Speaking after a two-week visit to the country, IMF delegation head Peter Breuer said a second tranche of about $330 million under a lending programme would only be released after the IMF reaches a staff-level agreement, and there was no fixed timeline on when that would take place.

“Sri Lanka has made commendable progress in implementing difficult but much-needed reforms. These efforts are bearing fruit as the economy is showing tentative signs of stabilisation,” the IMF said in a statement.

“The team will continue its discussions in the context of the First Review with the goal of reaching a staff-level agreement in the near term.”

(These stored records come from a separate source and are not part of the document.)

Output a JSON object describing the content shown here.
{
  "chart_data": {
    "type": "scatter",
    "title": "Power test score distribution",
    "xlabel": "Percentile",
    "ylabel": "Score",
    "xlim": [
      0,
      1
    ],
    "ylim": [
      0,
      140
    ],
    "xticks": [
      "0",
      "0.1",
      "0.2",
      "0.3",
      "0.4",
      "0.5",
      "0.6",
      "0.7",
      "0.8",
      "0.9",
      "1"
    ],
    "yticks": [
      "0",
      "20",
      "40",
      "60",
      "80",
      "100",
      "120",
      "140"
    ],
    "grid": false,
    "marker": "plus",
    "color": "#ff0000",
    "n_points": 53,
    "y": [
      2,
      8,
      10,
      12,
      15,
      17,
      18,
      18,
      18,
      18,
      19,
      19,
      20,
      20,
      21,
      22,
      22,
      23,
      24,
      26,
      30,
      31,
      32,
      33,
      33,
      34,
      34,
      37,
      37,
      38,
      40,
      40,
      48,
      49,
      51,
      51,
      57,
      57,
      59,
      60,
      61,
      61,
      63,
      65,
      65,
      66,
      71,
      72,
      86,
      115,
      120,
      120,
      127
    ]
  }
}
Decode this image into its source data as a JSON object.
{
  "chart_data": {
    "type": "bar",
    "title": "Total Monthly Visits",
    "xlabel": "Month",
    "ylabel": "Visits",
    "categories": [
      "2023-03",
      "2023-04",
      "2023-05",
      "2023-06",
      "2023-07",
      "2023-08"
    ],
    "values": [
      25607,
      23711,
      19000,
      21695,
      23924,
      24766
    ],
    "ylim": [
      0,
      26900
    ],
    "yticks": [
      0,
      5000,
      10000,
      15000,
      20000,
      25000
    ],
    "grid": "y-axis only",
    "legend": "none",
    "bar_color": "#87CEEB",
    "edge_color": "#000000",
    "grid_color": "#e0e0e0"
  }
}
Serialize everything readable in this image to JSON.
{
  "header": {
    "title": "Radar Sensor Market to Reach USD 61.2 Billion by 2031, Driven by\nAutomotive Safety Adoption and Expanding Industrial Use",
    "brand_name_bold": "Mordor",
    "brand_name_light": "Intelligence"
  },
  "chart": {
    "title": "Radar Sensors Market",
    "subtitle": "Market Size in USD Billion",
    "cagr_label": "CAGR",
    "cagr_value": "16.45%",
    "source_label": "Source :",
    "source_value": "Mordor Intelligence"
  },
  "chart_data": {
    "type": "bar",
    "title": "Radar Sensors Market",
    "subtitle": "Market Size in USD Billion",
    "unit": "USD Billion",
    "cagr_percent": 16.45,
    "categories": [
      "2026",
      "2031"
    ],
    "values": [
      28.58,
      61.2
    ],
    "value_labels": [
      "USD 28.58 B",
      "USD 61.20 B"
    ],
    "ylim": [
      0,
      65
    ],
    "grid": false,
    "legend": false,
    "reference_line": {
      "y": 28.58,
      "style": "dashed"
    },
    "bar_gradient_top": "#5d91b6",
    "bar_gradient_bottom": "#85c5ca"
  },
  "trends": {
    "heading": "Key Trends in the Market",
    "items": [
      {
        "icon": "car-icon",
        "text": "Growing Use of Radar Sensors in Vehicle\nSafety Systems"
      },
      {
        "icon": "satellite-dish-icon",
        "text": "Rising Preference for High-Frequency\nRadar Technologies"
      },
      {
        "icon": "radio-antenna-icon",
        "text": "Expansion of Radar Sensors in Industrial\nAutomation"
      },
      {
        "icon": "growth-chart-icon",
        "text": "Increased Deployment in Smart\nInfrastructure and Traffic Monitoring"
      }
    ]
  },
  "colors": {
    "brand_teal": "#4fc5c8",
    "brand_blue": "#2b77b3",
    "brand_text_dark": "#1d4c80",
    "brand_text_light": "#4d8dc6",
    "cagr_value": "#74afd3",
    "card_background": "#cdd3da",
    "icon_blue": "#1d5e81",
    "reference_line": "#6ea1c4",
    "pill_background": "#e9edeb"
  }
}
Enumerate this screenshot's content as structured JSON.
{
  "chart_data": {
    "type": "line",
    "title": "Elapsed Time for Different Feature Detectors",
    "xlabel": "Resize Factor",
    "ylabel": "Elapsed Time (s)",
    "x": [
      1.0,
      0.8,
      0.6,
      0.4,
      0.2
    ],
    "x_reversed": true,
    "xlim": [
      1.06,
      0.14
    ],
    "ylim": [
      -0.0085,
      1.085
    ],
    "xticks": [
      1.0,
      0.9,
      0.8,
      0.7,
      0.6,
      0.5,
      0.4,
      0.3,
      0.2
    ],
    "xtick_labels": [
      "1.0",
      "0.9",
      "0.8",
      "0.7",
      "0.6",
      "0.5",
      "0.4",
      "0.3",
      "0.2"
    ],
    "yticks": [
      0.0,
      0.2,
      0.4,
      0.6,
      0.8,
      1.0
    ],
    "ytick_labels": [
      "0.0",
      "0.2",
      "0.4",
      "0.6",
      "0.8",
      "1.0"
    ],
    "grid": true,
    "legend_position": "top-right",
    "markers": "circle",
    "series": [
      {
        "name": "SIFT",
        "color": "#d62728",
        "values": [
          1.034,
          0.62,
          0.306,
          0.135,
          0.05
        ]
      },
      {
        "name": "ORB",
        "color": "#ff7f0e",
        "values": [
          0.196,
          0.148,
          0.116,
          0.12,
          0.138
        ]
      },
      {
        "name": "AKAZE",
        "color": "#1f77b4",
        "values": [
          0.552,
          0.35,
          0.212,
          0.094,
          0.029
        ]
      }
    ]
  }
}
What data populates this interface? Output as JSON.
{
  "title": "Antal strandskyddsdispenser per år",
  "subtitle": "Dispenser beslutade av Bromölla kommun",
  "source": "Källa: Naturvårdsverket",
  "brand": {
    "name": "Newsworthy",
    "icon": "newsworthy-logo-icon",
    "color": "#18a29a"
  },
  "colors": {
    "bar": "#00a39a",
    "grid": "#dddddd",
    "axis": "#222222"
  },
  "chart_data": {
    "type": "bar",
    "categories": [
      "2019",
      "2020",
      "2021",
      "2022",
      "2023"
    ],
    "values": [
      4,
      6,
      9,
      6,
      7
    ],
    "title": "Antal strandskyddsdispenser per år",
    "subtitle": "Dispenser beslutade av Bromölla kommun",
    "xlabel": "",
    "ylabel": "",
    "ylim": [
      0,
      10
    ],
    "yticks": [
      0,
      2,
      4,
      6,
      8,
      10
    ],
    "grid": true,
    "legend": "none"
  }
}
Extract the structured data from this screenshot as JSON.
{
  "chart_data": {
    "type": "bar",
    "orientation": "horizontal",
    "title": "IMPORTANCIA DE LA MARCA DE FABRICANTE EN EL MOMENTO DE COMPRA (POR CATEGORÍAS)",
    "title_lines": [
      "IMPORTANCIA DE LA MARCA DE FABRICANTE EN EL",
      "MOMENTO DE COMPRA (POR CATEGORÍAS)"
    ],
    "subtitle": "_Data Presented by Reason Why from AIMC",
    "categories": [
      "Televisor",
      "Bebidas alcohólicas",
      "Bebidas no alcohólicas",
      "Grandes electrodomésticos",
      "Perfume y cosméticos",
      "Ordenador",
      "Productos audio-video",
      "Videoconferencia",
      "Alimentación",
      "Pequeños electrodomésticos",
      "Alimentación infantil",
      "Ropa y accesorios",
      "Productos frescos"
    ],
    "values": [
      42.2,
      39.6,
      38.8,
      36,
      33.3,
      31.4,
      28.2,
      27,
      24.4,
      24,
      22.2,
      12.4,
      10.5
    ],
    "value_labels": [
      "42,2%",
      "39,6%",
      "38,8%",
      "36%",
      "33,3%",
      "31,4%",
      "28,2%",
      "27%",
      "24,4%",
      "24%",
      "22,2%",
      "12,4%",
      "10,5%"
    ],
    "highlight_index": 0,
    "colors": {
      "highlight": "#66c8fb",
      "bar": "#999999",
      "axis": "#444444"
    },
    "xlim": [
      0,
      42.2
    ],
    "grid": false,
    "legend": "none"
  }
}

The IMF delegation said despite early signs of stabilisation, full economic recovery is not yet assured and growth momentum remains subdued.

In the last six months Sri Lanka has seen its runaway inflation drop to 1.3% in September, its currency appreciate by about 12% and foreign exchange reserves improve.

But the island has struggled to improve its revenue with additional measures likely to be taken in the upcoming budget in mid-November.

Despite revenue mobilisation having improved relative to last year, the IMF said revenue was expected to fall short of initial projections by nearly 15% by year end.

“While partially due to economic factors, the onus of fiscal adjustment would fall on public expenditure if there were no efforts to recoup this shortfall. This could weaken the government’s ability to provide essential public services and undermine the path to debt sustainability.”

Sri Lanka’s international bonds were unmoved by the news, trading slightly higher on the day.

The bonds are still in deeply distressed territory, trading between 46-48 cents to the dollar, Tradeweb data showed.

The global lender said Sri Lanka would need to strengthen tax administration, remove tax exemptions and actively eliminate tax evasion to increase revenues and signal better governance.

Sri Lanka accepted offers to exchange about $10 billion worth of defaulted local debt for new bonds, taking it a step towards meeting debt restructuring requirements ahead of the IMF review.

Sri Lanka has also held multiple rounds of talks with bondholders and bilateral creditors including Japan, China and India to reach an agreement to rework its foreign debt after suspending repayments in May last year.

The island’s debt restructuring is also being discussed at a meeting of the Institute of International Finance and Paris Club scheduled for later in the day, according to the agenda seen by Reuters.